26.05.2026

Die Präfektur von Haute-Garonne teilte am 21. Mai mit, dass sie nach einer Reihe schwerer Unwetter, darunter Hagel Ende April und Anfang Mai, die landwirtschaftlichen Schäden nun offiziell erfassen lässt. Betroffen waren im gesamten Département zahlreiche Betriebe, darunter auch Weinberge.
Die staatlichen Dienste erklärten, sie sammelten derzeit Schadensmeldungen, um bei den nationalen Agrarrisikokommissionen die offizielle Anerkennung von Verlusten an Flächen und Ernten zu beantragen. Landwirte im Département wurden gebeten, so bald wie möglich einen Online-Fragebogen auszufüllen. Sollte der Schaden anerkannt werden, könnte dies den Weg für ein spezielles Hilfsprogramm für betroffene Erzeuger öffnen.
Die Ankündigung erfolgt zu einem Zeitpunkt, an dem das Département bereits ein weiteres wetterbedingtes Entschädigungsverfahren durchläuft.
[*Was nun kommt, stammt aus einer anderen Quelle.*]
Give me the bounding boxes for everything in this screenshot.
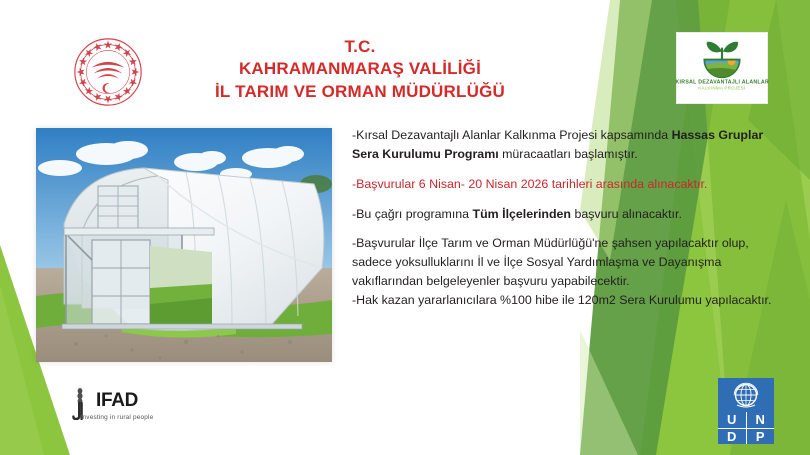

Verluste infolge langer Regenperioden im Januar und Februar 2026 wurden jüngst im Rahmen des französischen Naturkatastrophensystems anerkannt. Die Schäden, verursacht durch Regen und Überschwemmungen zwischen dem 7. Januar und dem 19. Februar, wurden per Ministerialerlass vom 28. April bestätigt, nachdem der nationale Ausschuss für das Agrarrisikomanagement eine positive Stellungnahme abgegeben hatte.
Nach Angaben der Präfektur umfasst der gedeckte Schaden Beeinträchtigungen von Böden, Gebäuden, im Freien gelagertem Futter und Reben. Alle Gemeinden in Haute-Garonne sind von diesem Wetterereignis erfasst; nach Angaben der Behörden war das gesamte Département betroffen.
Landwirte, die Entschädigung für diese früheren Verluste beantragen wollen, müssen ihre Anträge zwischen dem 11. Mai und dem 30. September 2026 einreichen. Die Unterlagen können per Post an das Département-Agraramt in Toulouse geschickt werden. Die Präfektur teilte mit, dass Antragsformulare, Anlagen und Hinweise auf der Website der staatlichen Dienste verfügbar sind und dass sich Landwirte für weitere Informationen telefonisch oder per E-Mail an das Amt wenden können.
Die Präfektur erinnerte die Landwirte zudem daran, dass Arbeiten an Gräben oder Wasserläufen zunächst auf ihre Vereinbarkeit mit den örtlichen Vorschriften geprüft werden sollten, da einige Gewässer reguliert sind und andere nicht. Eine Karte der Wasserläufe stehe zur Überprüfung zur Verfügung, außerdem sei für weitergehende Informationen ein Leitfaden veröffentlicht worden.